The Sycamore resident was one of the Illinois Special Olympics athletes to join officers from DeKalb, Sycamore, Northern Illinois University and the DeKalb County Sheriff's Office as part of the Law Enforcement Torch Run for Illinois Special Olympics.
“I'm the fastest runner,” Berkheimer said after handing off the torch, known as the Flame of Hope, to be relit.
After running from the DeKalb County Courthouse in Sycamore, the group of about 30 people stopped in Hopkins Park for a short break before heading to the DeKalb Police Department on Lincoln Highway.
The Law Enforcement Torch Run is the largest fundraiser for the Illinois Special Olympics, according to Mac Johnson, the Special Olympics Coordinator for Opportunity House and the Kishwaukee Special Recreation Association. In 27 years, the statewide run has raised $28 million for Illinois Special Olympics.
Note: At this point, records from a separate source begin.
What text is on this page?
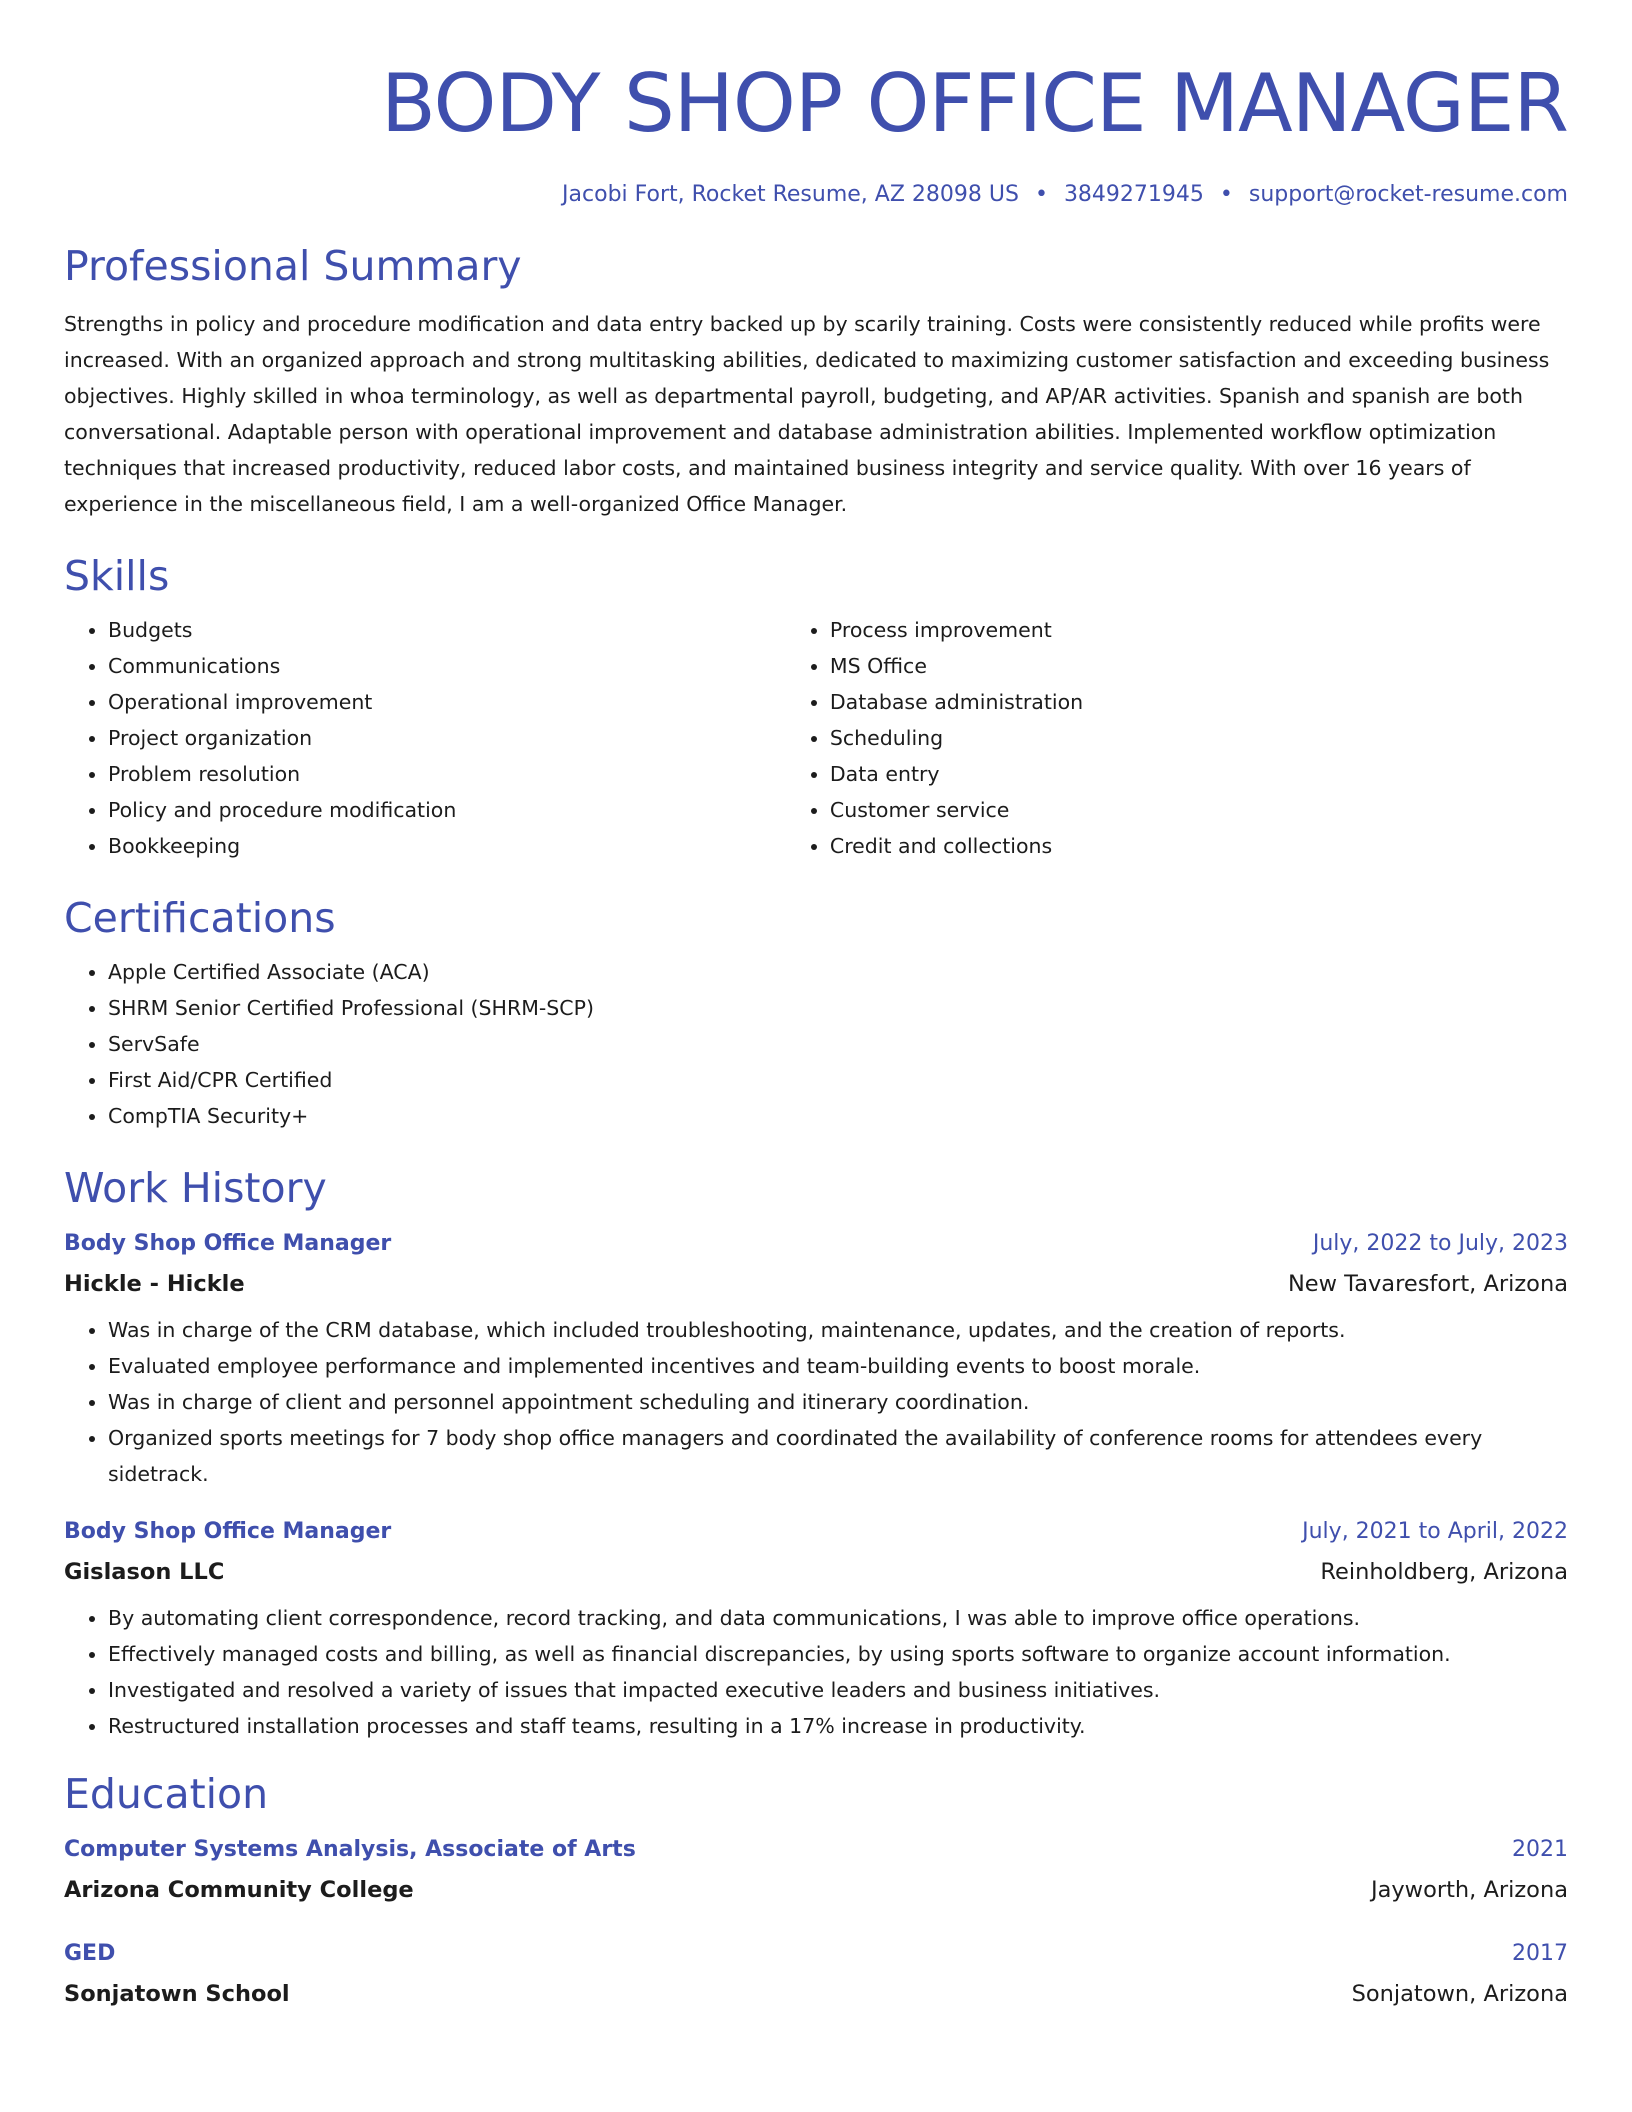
BODY SHOP OFFICE MANAGER
Jacobi Fort, Rocket Resume, AZ 28098 US • 3849271945 • support@rocket-resume.com
Professional Summary

Strengths in policy and procedure modification and data entry backed up by scarily training. Costs were consistently reduced while profits were increased. With an organized approach and strong multitasking abilities, dedicated to maximizing customer satisfaction and exceeding business objectives. Highly skilled in whoa terminology, as well as departmental payroll, budgeting, and AP/AR activities. Spanish and spanish are both conversational. Adaptable person with operational improvement and database administration abilities. Implemented workflow optimization techniques that increased productivity, reduced labor costs, and maintained business integrity and service quality. With over 16 years of experience in the miscellaneous field, I am a well-organized Office Manager.

Skills
• Budgets
• Communications
• Operational improvement
• Project organization
• Problem resolution
• Policy and procedure modification
• Bookkeeping
• Process improvement
• MS Office
• Database administration
• Scheduling
• Data entry
• Customer service
• Credit and collections
Certifications
• Apple Certified Associate (ACA)
• SHRM Senior Certified Professional (SHRM-SCP)
• ServSafe
• First Aid/CPR Certified
• CompTIA Security+
Work History
Body Shop Office Manager	July, 2022 to July, 2023
Hickle - Hickle	New Tavaresfort, Arizona
• Was in charge of the CRM database, which included troubleshooting, maintenance, updates, and the creation of reports.
• Evaluated employee performance and implemented incentives and team-building events to boost morale.
• Was in charge of client and personnel appointment scheduling and itinerary coordination.
• Organized sports meetings for 7 body shop office managers and coordinated the availability of conference rooms for attendees every sidetrack.
Body Shop Office Manager	July, 2021 to April, 2022
Gislason LLC	Reinholdberg, Arizona
• By automating client correspondence, record tracking, and data communications, I was able to improve office operations.
• Effectively managed costs and billing, as well as financial discrepancies, by using sports software to organize account information.
• Investigated and resolved a variety of issues that impacted executive leaders and business initiatives.
• Restructured installation processes and staff teams, resulting in a 17% increase in productivity.
Education
Computer Systems Analysis, Associate of Arts	2021
Arizona Community College	Jayworth, Arizona
GED	2017
Sonjatown School	Sonjatown, Arizona
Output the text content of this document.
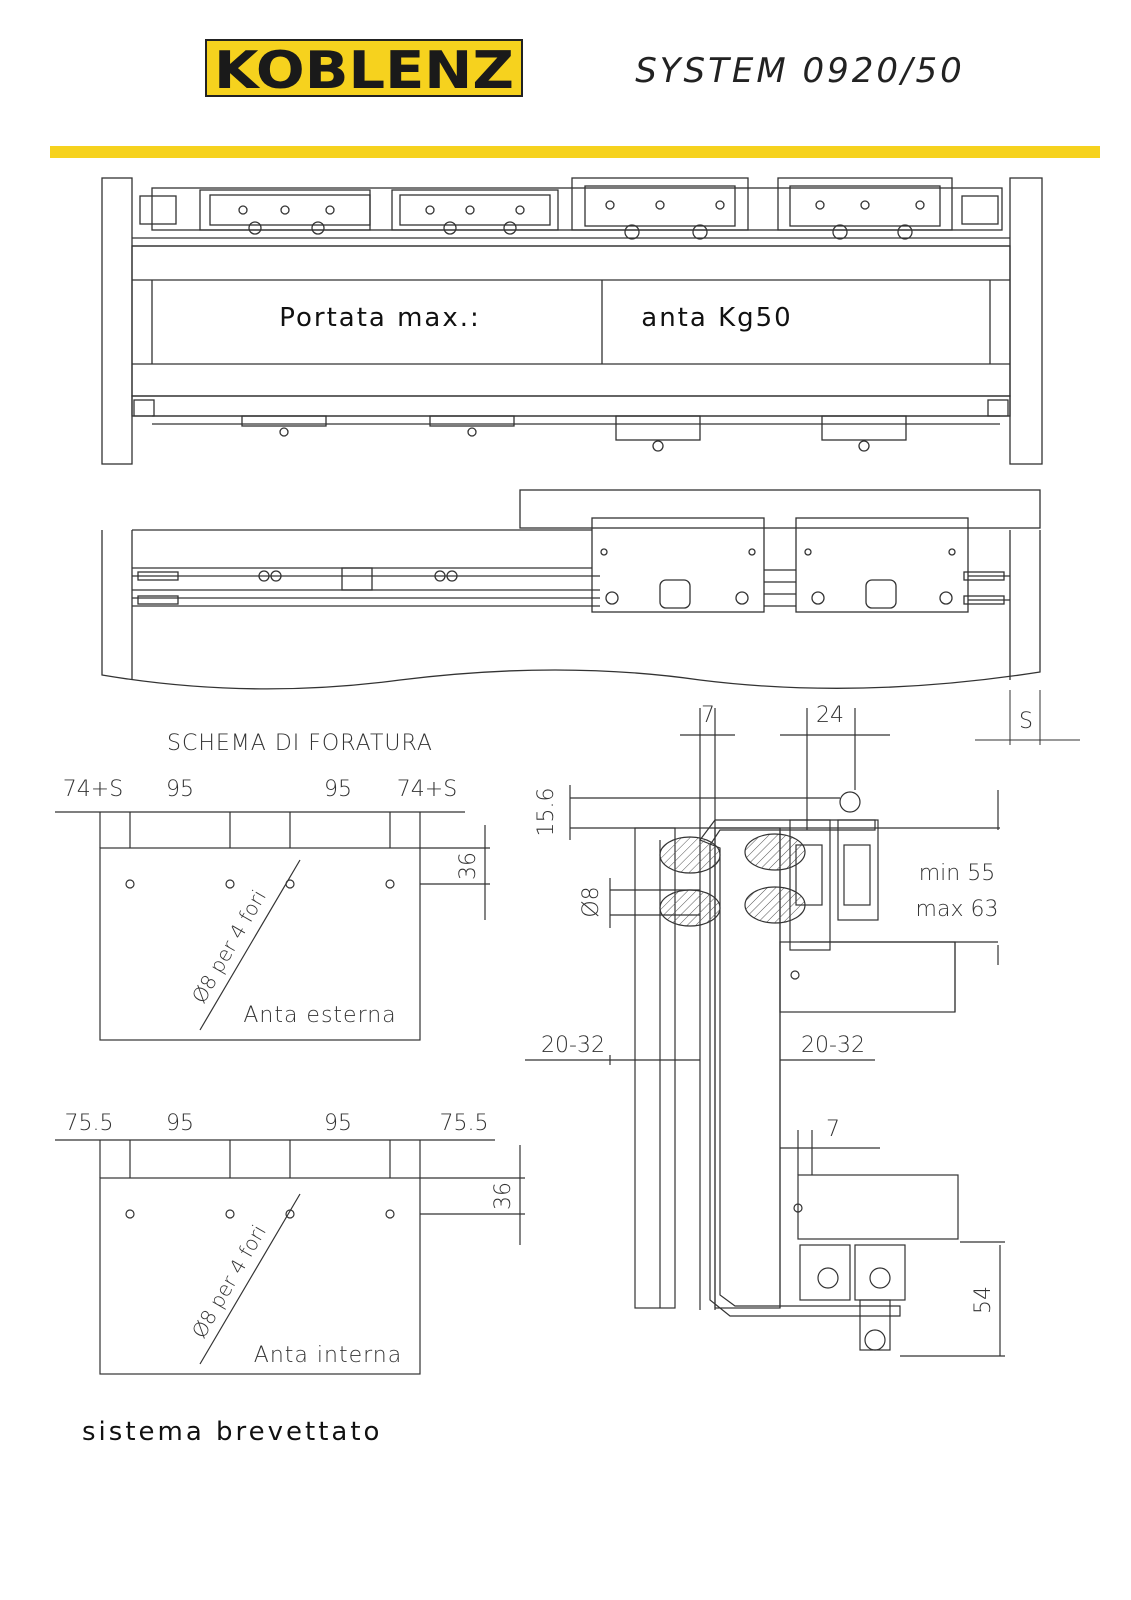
KOBLENZ	SYSTEM 0920/50
Portata max.:	anta Kg50
S
SCHEMA DI FORATURA
74+S 95	95 74+S
36
Ø8 per 4 fori
Anta esterna
75.5 95	95	75.5
36
Ø8 per 4 fori
Anta interna
7	24
15.6
Ø8
min 55
max 63
20-32	20-32
7
54
sistema brevettato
“This event is wonderful,” Johnson said. “We enjoy seeing the officers involved and supporting Special Olympics. They don't just give us money; we see their efforts when we go the games in the housing, meals and other things.”
NIU Police Chief Tom Phillips said he has been participating in the torch run throughout his career and wanted to continue the tradition after he stepped into the chief role last year.
“It's just an awesome cause,” Phillips said after arriving at Hopkins Park.
DeKalb County law enforcement officers are among some 3,000 that Special Olympics officials expect will run in different legs of the torch run throughout the state. The run will culminate Friday at Illinois State University's Hancock Stadium, where a cauldron will be lit to signify the start of the Summer Games.
“It feels great knowing that we're raising money for them so they can get their time in the spotlight,” said DeKalb patrolman Phillip Brown, who has participated in the torch run for six years.
Mary Cosentino of DeKalb will compete in bocce ball this weekend at the Summer Games at ISU and Illinois Weslyan University in Bloomington-Normal. She said she's ready to have a great time with her friends.
“It doesn't matter who wins or who loses, we just have fun,” Cosentino said.